A NodeJS module for createing and solving simple Linear Programs using lp_solve.
Example:
// solve http://people.brunel.ac.uk/~mastjjb/jeb/or/morelp.html
var lpsolve = require('lp_solve');
var Row = lpsolve.Row;
var lp = new lpsolve.LinearProgram();
var x = lp.addColumn('x'); // lp.addColumn('x', true) for integer variable
var y = lp.addColumn('y'); // lp.addColumn('y', false, true) for binary variable
var objective = new Row().Add(x, 1).Add(y, 1);
lp.setObjective(objective);
var machineatime = new Row().Add(x, 50).Add(y, 24);
lp.addConstraint(machineatime, 'LE', 2400, 'machine a time')

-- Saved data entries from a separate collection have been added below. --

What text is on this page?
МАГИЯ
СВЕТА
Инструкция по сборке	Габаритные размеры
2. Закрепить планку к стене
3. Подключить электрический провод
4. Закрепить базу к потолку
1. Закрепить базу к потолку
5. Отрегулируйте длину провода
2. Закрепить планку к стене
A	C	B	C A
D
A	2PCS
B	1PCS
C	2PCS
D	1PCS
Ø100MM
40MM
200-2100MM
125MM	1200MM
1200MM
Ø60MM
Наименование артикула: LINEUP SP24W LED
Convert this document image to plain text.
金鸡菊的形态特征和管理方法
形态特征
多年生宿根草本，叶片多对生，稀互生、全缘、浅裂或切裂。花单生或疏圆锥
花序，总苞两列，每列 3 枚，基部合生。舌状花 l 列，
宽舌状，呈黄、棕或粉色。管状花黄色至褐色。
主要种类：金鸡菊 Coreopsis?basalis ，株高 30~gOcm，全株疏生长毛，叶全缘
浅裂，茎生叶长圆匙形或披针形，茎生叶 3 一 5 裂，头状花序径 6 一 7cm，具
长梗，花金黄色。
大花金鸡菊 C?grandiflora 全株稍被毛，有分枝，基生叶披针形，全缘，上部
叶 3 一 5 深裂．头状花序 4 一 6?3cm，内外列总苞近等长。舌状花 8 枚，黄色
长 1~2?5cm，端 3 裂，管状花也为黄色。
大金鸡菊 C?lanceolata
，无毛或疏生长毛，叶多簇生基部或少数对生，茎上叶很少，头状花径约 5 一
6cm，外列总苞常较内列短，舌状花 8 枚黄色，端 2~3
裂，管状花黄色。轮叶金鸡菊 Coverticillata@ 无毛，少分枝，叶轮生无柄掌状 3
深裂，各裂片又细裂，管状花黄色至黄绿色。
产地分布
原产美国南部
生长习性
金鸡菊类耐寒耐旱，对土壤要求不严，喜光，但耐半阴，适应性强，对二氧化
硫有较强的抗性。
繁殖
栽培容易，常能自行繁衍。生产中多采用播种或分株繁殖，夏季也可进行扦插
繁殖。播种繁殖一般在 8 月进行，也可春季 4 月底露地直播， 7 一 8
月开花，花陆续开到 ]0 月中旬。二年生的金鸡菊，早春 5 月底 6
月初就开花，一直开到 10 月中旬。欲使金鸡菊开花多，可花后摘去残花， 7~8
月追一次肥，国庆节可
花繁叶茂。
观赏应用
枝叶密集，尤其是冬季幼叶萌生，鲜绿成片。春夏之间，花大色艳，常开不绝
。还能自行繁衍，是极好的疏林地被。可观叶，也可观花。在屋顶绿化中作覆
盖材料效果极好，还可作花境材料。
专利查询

var machinebtime = new Row().Add(x, 30).Add(y, 33);
lp.addConstraint(machinebtime, 'LE', 2100, 'machine b time')
lp.addConstraint(new Row().Add(x, 1), 'GE', 75 - 30, 'meet demand of x')
lp.addConstraint(new Row().Add(y, 1), 'GE', 95 - 90, 'meet demand of y')
console.log(lp.dumpProgram());
console.log(lp.solve());
console.log('objective =', lp.getObjectiveValue())
console.log('x =', lp.get(x));
console.log('y =', lp.get(y));
console.log('machineatime =', lp.calculate(machineatime));
console.log('machinebtime =', lp.calculate(machinebtime));
Output
minimize: +1 x +1 y
subject to
machine a time: +50 x +24 y <= 2400
machine b time: +30 x +33 y <= 2100
meet demand of x: +1 x >= 45
meet demand of y: +1 y >= 5
Model name: '' - run #1
Objective: Minimize(R0)
SUBMITTED
Model size: 4 constraints, 2 variables, 6 non-zeros.
Sets: 0 GUB, 0 SOS.
Using DUAL simplex for phase 1 and PRIMAL simplex for phase 2.
The primal and dual simplex pricing strategy set to 'Devex'.
Optimal solution 50 after 2 iter.
Excellent numeric accuracy ||*|| = 0
MEMO: lp_solve version 5.5.2.0 for 64 bit OS, with 64 bit REAL variables.
In the total iteration count 2, 0 (0.0%) were bound flips.
There were 0 refactorizations, 0 triggered by time and 0 by density.
... on average 2.0 major pivots per refactorization.
The largest [LUSOL v2.2.1.0] fact(B) had 5 NZ entries, 1.0x largest basis.
The constraint matrix inf-norm is 50, with a dynamic range of 50.
Time to load data was 0.001 seconds, presolve used 0.004 seconds,
... 0.003 seconds in simplex solver, in total 0.008 seconds.
{ code: 0, description: 'OPTIMAL' }
objective = 50
x = 45
y = 5
machineatime = 2370
machinebtime = 1515